“No chants,” the title of the fierce and propulsive fifth observe on Joe Rainey’s debut album Niineta, carries a double which means. On one hand, it may be interpreted as a defensive posture, taken on behalf of pow wow singers like him in opposition to any outsider who would possibly paint their musical custom as simplistic by labeling it “chanting” versus singing. However the phrase additionally has a extra playful origin—adopted as a homonym, Rainey has mentioned, for the catchphrase and theme music of Vince McMahon, the love-to-hate-him chief govt of World Wrestling Leisure: no likelihood. As in, you’ve received no likelihood in hell.
The double entendre is emblematic of Rainey’s sensibility: a member of the Crimson Lake Ojibwe individuals raised not on the Crimson Lake Reservation however 270 miles south, in Minneapolis, whose upbringing concerned Ojibwe tradition and professional wrestling each, and whose musical resume up to now contains stints in a number of celebrated pow wow ensembles—often called drums, a time period that for the Ojibwe refers back to the percussion instrument in addition to the teams of singers who congregate round it—and visitor spots on albums by Likelihood the Rapper and Bon Iver. Niineta is without delay rooted in custom and deeply idiosyncratic, fusing pow wow melodies with the timbres and rhythms of the Twenty first-century metropolis: techno, industrial, hip-hop, dub, noise.

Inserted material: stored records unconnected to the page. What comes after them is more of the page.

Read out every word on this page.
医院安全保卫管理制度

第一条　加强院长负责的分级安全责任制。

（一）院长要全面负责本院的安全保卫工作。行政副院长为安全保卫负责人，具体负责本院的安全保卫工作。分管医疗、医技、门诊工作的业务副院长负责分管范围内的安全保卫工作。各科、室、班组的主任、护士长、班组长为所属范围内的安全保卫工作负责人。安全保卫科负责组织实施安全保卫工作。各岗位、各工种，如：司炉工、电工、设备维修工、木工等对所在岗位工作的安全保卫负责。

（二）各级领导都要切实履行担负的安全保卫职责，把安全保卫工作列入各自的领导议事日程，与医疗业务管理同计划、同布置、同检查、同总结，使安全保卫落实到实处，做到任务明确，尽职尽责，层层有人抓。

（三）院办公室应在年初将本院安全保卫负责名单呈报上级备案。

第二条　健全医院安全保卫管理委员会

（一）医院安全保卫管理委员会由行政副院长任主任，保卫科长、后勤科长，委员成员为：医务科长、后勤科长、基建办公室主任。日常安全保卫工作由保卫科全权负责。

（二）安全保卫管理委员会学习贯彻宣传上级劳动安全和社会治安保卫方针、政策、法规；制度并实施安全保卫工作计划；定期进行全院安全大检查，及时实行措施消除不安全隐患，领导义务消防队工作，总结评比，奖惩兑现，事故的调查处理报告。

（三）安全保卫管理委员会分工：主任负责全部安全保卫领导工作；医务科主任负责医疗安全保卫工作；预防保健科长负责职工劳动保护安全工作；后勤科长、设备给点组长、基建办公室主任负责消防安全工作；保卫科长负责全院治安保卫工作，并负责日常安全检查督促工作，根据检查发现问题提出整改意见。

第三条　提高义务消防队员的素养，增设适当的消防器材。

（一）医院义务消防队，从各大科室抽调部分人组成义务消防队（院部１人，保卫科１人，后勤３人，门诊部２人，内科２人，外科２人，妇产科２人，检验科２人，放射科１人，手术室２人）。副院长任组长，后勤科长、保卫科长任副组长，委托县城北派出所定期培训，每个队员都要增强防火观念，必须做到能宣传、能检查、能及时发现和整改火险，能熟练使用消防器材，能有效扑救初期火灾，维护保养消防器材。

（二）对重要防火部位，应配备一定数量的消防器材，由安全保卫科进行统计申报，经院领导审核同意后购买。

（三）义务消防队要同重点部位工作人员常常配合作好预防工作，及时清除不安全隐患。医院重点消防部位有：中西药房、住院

Listeners unfamiliar with pow wow may do worse for a place to begin than Rainey’s personal SoundCloud web page, the place he hosts the sphere recordings he has been making of intertribal competitions and different performances since he was eight years previous. Even with out the avant-garde accouterments of Niineta, it’s arresting, unruly music. Accompanied solely by one another and the insistent beating of the drum, singers weave wordlessly out and in of unison and counterpoint, typically ecstatic, typically baleful, conveying the which means of a given music—which can contain honoring deceased relations, celebrating tribal pleasure, or just encouraging bystanders to bop—with out verbal language. The emphasis on motion, and the regular rhythmic pulse, make pow wow a surprisingly pure match for integration with the membership, as Rainey and producer Andrew Broder display on Niineta, turning the pounding of a rawhide drum head into an unrelenting four-on-the-floor throb.
Rainey’s remarkably versatile voice sits at Niineta’s heart, alternately consoling and foreboding, typically deep and gravelly and others excessive and androgynous. Backed by ascending strings on “b.e. son,” he sounds sturdy however weary, like he’s encouraging comrades within the midst of battle. On the finish of “straightforward on the cide,” he breaks from a croon right into a yelp, sounding, for a second, somewhat like Younger Thug. Broder’s manufacturing, punctuating magisterial instrumental preparations with explosive digital distortion, remembers latest albums by Bon Iver and Low—one other star in Rainey’s midwestern constellation of previous collaborators—in addition to Kanye West’s Yeezus. Like these artists, Rainey and Broder haven’t any fealty to any specific recording constancy, freely mixing the hiss and grain of iPhone voice memos with the blistering excessive definition of latest digital music, treating the seize of the sound itself as yet another malleable and expressive aspect of their work.